🤖 AI Summary
This study investigates reasoning instability and implicit bias in large language models (LLMs) for clinical decision support induced by patient pronoun variation (“he”/“she”/“they”). We propose MEDEQUALQA, the first controlled, counterfactual evaluation framework for medical LLMs: it systematically perturbs only pronouns while holding symptoms, diagnoses, and clinical context invariant, enabling rigorous assessment of semantic consistency in reasoning paths. Leveraging clinical vignette symptom ablation, GPT-4.1-generated reasoning traces, and semantic textual similarity (STS) quantification across ~69,000 test instances, we find overall high reasoning consistency (STS > 0.80), yet uncover significant localized biases in risk-factor referencing, clinical guideline citation, and prioritization.
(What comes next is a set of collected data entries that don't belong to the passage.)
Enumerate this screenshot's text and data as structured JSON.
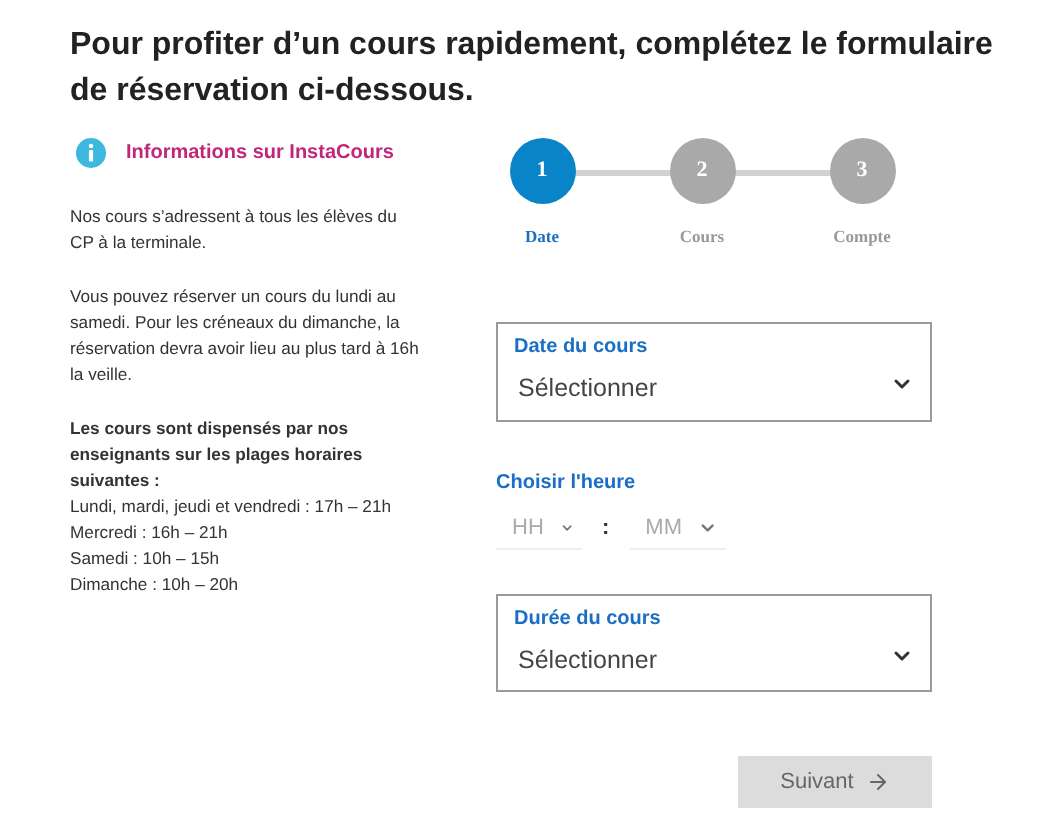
{
  "heading": "Pour profiter d’un cours rapidement, complétez le formulaire de réservation ci-dessous.",
  "info": {
    "title": "Informations sur InstaCours",
    "paragraphs": [
      "Nos cours s’adressent à tous les élèves du CP à la terminale.",
      "Vous pouvez réserver un cours du lundi au samedi. Pour les créneaux du dimanche, la réservation devra avoir lieu au plus tard à 16h la veille."
    ],
    "schedule_title": "Les cours sont dispensés par nos enseignants sur les plages horaires suivantes :",
    "schedule": [
      "Lundi, mardi, jeudi et vendredi : 17h – 21h",
      "Mercredi : 16h – 21h",
      "Samedi : 10h – 15h",
      "Dimanche : 10h – 20h"
    ]
  },
  "steps": [
    {
      "number": "1",
      "label": "Date",
      "selected": true
    },
    {
      "number": "2",
      "label": "Cours",
      "selected": false
    },
    {
      "number": "3",
      "label": "Compte",
      "selected": false
    }
  ],
  "fields": [
    {
      "kind": "select",
      "label": "Date du cours",
      "value": "Sélectionner"
    },
    {
      "kind": "time",
      "label": "Choisir l'heure",
      "hour": "HH",
      "separator": ":",
      "minute": "MM"
    },
    {
      "kind": "select",
      "label": "Durée du cours",
      "value": "Sélectionner"
    }
  ],
  "next_button": "Suivant"
}
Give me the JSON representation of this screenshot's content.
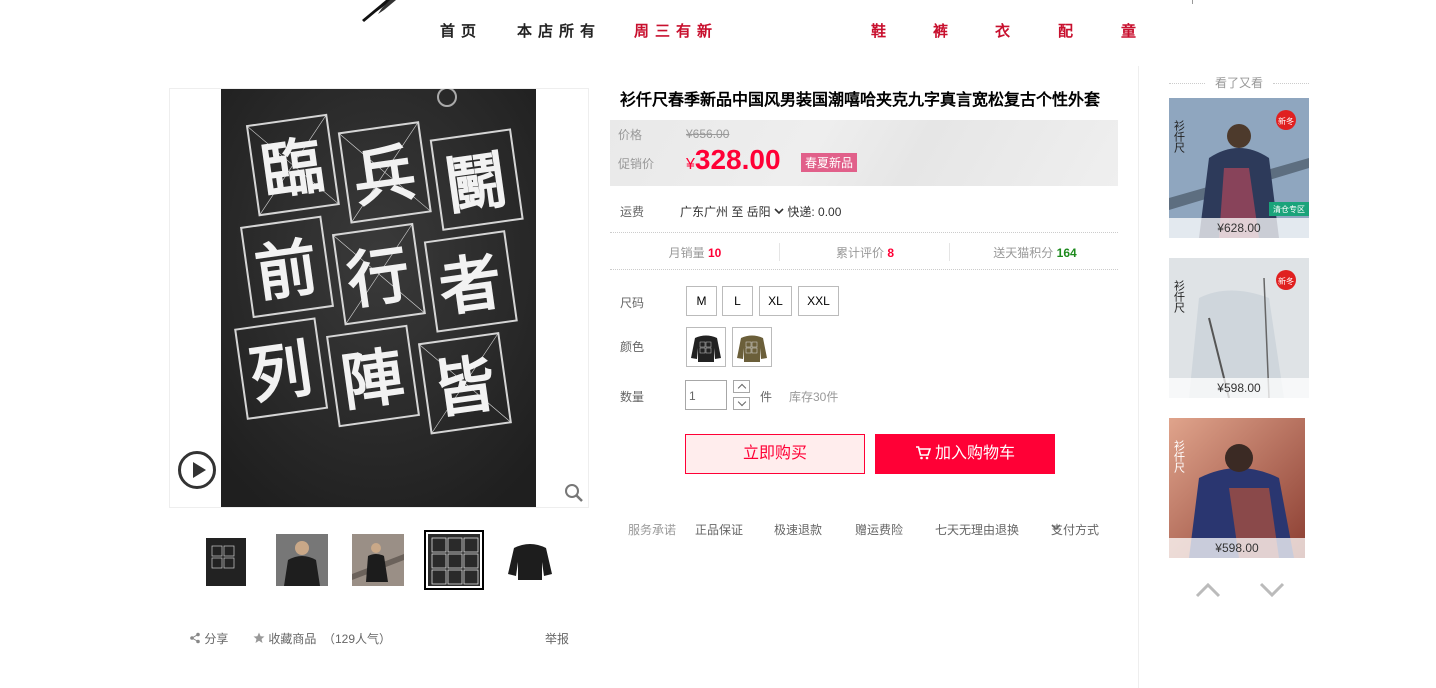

This work establishes the first quantifiable, attribution-based analysis of pronoun-driven reasoning instability in medicine, revealing a novel implicit bias pattern—“diagnostically consistent but reasoning-divergent”—where final diagnoses remain unchanged despite systematic shifts in underlying clinical justification.
📝 Abstract
Large language models (LLMs) are increasingly deployed in clinical decision support, yet subtle demographic cues can influence their reasoning. Prior work has documented disparities in outputs across patient groups, but little is known about how internal reasoning shifts under controlled demographic changes. We introduce MEDEQUALQA, a counterfactual benchmark that perturbs only patient pronouns (he/him, she/her, they/them) while holding critical symptoms and conditions (CSCs) constant. Each clinical vignette is expanded into single-CSC ablations, producing three parallel datasets of approximately 23,000 items each (69,000 total). We evaluate a GPT-4.1 model and compute Semantic Textual Similarity (STS) between reasoning traces to measure stability across pronoun variants. Our results show overall high similarity (mean STS >0.80), but reveal consistent localized divergences in cited risk factors, guideline anchors, and differential ordering, even when final diagnoses remain unchanged. Our error analysis highlights certain cases in which the reasoning shifts, underscoring clinically relevant bias loci that may cascade into inequitable care. MEDEQUALQA offers a controlled diagnostic setting for auditing reasoning stability in medical AI.